Estas mujeres enfrentan formas específicas de violencia de género agravadas por el racismo y las barreras institucionales. Las mujeres negras, por ejemplo, no solo sufren violencia machista, sino también racismo sistémico que perpetúa su exclusión. Además, el racismo amplifica las consecuencias de la violencia, dificultando el acceso a la justicia y al apoyo institucional.

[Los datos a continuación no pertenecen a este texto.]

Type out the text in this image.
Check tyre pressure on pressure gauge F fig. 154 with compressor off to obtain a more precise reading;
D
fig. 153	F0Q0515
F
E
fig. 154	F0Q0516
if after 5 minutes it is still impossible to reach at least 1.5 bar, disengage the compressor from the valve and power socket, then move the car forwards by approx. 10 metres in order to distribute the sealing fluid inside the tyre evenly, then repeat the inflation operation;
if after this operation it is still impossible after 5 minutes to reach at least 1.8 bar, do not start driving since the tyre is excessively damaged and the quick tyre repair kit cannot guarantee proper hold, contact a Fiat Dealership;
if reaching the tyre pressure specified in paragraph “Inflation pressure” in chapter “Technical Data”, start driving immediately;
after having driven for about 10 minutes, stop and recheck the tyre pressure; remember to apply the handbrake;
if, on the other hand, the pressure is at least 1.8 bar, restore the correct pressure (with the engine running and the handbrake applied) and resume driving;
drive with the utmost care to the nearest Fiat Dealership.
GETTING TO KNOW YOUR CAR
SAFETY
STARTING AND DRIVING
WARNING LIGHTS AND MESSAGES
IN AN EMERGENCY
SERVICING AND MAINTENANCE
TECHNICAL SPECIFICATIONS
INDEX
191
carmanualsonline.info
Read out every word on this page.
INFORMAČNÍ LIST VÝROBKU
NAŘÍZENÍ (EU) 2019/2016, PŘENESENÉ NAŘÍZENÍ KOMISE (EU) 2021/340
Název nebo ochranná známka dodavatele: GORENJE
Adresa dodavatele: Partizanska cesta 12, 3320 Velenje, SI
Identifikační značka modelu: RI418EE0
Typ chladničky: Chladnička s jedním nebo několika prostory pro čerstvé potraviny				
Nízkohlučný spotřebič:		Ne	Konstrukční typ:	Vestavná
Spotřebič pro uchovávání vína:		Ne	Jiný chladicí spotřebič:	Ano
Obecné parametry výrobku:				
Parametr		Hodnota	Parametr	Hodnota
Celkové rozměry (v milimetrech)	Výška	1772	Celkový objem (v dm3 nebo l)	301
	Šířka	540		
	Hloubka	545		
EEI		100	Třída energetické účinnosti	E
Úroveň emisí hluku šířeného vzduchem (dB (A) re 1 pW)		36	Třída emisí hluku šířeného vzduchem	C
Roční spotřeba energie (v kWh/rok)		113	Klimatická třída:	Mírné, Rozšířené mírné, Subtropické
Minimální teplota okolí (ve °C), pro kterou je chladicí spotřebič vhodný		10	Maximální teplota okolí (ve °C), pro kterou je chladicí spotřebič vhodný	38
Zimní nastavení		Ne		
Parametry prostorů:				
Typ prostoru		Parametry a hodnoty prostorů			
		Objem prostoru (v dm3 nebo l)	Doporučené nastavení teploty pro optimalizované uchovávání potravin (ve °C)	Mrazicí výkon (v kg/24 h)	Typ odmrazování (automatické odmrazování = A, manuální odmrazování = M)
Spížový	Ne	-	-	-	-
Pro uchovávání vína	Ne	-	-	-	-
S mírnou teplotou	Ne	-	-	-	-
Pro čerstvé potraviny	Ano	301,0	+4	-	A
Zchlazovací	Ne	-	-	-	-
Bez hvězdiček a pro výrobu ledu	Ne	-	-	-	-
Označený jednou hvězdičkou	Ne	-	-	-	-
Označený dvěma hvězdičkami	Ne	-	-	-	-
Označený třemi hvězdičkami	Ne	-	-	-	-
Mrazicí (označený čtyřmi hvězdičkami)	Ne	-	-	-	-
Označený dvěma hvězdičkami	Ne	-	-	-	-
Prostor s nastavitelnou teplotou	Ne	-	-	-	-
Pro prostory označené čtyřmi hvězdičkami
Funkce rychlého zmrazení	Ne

Un ejemplo adicional es la violencia vicaria que sufren las mujeres extranjeras, agravada por la falta de redes de apoyo y barreras. Estos casos y realidades exigen una mayor atención y una respuesta específica que reconozca y aborde las intersecciones entre género, raza y origen.
¿Quién debería estar «asustado»?
Estas cifras y casos desmienten cualquier narrativa que sugiera que son los hombres quienes deben estar preocupados. Son las mujeres quienes siguen enfrentándose al riesgo constante de la violencia, y es la sociedad en su conjunto la que debería estar alarmada ante la falta de avances suficientes.
El papel de los medios no debe ser el de amplificar discursos negacionistas, sino el de informar con rigor, contexto y responsabilidad. En nuestra campaña para el Día Internacional por la Eliminación de la Violencia contra las Mujeres de este año, destacamos cómo los medios pueden contribuir activamente a esta lucha, en línea con lo estipulado por la Ley Integral contra la Violencia de Género. En el hilo de Twitter y el post de Facebook que compartimos, enumeramos acciones concretas que los medios pueden llevar a cabo para cumplir con este rol clave.
Además, es urgente que el enfoque en la violencia de género sea inclusivo, reconociendo las realidades de mujeres migrantes, racializadas y trans, quienes a menudo quedan al margen de las políticas y debates.
20 años después, la Ley Integral contra la Violencia de Género sigue siendo un pilar fundamental, pero no suficiente. Los datos, los casos recientes y las voces de las víctimas son un recordatorio de que la lucha no ha terminado. Frente al negacionismo y la desinformación, es imperativo redoblar esfuerzos para proteger a las mujeres, exigir justicia y construir una sociedad donde no sean ellas quienes vivan aterrorizadas.